Pour des sociétés de l’information centrées sur l’être humain
Genève: Déclaration de la Société civile internationale au Sommet mondial de l’information
Genève, 10 décembre 2003 (Apic) La Société civile internationale, qui participe avec les Etats et le secteur privé aux travaux préparatoires du Sommet mondial sur la société de l’information (SMSI) qui s’est ouvert mercredi 10 décembre à Genève, fait entendre sa différence. Elle publie sa propre déclaration, considérant qu’à ce stade «l’intérêt général» qu’elle a exprimé collectivement n’est pas reflété adéquatement dans les documents officiels du Sommet.

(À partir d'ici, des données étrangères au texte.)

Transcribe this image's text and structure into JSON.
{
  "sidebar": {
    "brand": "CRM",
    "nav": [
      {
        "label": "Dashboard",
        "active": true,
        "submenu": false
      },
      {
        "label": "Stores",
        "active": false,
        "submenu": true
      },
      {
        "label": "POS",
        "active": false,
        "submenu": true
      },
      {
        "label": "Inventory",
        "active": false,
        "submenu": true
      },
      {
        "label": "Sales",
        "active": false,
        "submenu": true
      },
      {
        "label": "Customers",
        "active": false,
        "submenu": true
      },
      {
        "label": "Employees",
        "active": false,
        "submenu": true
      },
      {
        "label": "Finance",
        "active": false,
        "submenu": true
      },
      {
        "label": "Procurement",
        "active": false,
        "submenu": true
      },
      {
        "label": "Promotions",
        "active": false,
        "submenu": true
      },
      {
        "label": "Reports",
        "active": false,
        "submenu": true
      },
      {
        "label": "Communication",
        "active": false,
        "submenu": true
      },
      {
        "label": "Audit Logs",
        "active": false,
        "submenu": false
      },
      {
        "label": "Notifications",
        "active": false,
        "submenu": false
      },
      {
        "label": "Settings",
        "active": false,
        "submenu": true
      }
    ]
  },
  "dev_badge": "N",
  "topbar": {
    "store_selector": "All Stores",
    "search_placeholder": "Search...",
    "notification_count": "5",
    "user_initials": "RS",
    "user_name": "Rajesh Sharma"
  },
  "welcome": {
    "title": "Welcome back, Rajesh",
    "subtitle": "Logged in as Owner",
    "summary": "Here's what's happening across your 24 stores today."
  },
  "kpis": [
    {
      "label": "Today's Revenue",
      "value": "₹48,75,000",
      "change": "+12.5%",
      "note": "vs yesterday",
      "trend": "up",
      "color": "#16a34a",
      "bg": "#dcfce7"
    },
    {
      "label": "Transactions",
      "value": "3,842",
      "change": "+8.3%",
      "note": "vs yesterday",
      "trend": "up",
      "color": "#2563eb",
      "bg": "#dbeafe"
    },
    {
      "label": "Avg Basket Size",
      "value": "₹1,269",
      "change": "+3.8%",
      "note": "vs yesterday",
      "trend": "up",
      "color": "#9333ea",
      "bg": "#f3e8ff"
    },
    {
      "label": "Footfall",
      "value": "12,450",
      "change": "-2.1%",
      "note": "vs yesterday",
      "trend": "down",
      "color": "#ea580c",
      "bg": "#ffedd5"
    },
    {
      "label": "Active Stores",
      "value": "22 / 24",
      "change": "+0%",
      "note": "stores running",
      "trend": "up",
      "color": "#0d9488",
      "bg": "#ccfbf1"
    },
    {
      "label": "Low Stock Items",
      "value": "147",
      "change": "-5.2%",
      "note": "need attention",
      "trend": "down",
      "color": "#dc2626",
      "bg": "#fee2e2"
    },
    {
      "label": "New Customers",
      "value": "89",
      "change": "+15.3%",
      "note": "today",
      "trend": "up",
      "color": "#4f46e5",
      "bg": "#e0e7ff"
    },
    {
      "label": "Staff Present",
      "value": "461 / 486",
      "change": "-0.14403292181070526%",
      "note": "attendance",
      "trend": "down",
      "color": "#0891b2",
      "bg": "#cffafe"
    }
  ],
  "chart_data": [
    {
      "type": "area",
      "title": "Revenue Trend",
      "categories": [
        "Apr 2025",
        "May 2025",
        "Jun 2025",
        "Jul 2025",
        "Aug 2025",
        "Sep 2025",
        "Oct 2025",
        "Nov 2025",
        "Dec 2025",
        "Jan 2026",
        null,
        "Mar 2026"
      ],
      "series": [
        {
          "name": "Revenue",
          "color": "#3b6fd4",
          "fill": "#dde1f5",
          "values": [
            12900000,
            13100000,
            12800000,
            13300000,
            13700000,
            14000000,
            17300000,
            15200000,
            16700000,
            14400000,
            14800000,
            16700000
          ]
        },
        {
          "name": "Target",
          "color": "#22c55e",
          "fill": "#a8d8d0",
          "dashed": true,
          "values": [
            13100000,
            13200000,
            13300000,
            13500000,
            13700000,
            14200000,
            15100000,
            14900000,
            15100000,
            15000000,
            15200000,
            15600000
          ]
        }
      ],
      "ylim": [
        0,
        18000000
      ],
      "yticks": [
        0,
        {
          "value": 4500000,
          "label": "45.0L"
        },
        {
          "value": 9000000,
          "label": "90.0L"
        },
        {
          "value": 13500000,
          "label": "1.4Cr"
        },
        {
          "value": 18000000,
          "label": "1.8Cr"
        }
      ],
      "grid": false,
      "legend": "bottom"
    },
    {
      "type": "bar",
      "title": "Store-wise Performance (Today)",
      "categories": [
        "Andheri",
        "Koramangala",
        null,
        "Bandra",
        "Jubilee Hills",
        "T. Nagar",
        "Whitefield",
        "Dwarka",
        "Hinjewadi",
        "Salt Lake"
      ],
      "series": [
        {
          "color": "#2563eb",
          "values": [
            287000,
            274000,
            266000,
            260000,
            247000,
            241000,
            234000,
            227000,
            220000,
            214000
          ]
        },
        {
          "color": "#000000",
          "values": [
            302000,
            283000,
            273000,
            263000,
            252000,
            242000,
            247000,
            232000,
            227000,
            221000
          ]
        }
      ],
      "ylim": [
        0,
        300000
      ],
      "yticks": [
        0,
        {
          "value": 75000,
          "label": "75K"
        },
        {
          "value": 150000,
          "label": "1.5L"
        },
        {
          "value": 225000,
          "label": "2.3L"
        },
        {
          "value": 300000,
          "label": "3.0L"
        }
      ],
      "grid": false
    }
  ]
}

Intitulé en anglais «Shaping Information Societies for Human Needs», ce document de 16 pages définit les principes destinés à façonner «les sociétés de l’information» pour les besoins humains. Il sera présenté lors d’une conférence de presse jeudi 11 décembre. En vertu de la diversité culturelle et linguistique qu’elle défend clairement face aux modèles imposés par la globalisation, la déclaration précise qu’il n’y a pas une seule société de l’information, de la communication ou du savoir, mais divers avenirs possibles. Pour elle, l’éradication de la pauvreté doit être l’une des priorités de l’agenda du SMSI, car sans une lutte contre les inégalités existantes, aucun développement durable intégrant les nouvelles technologies de l’information et de la communication (TIC) n’est réalisable.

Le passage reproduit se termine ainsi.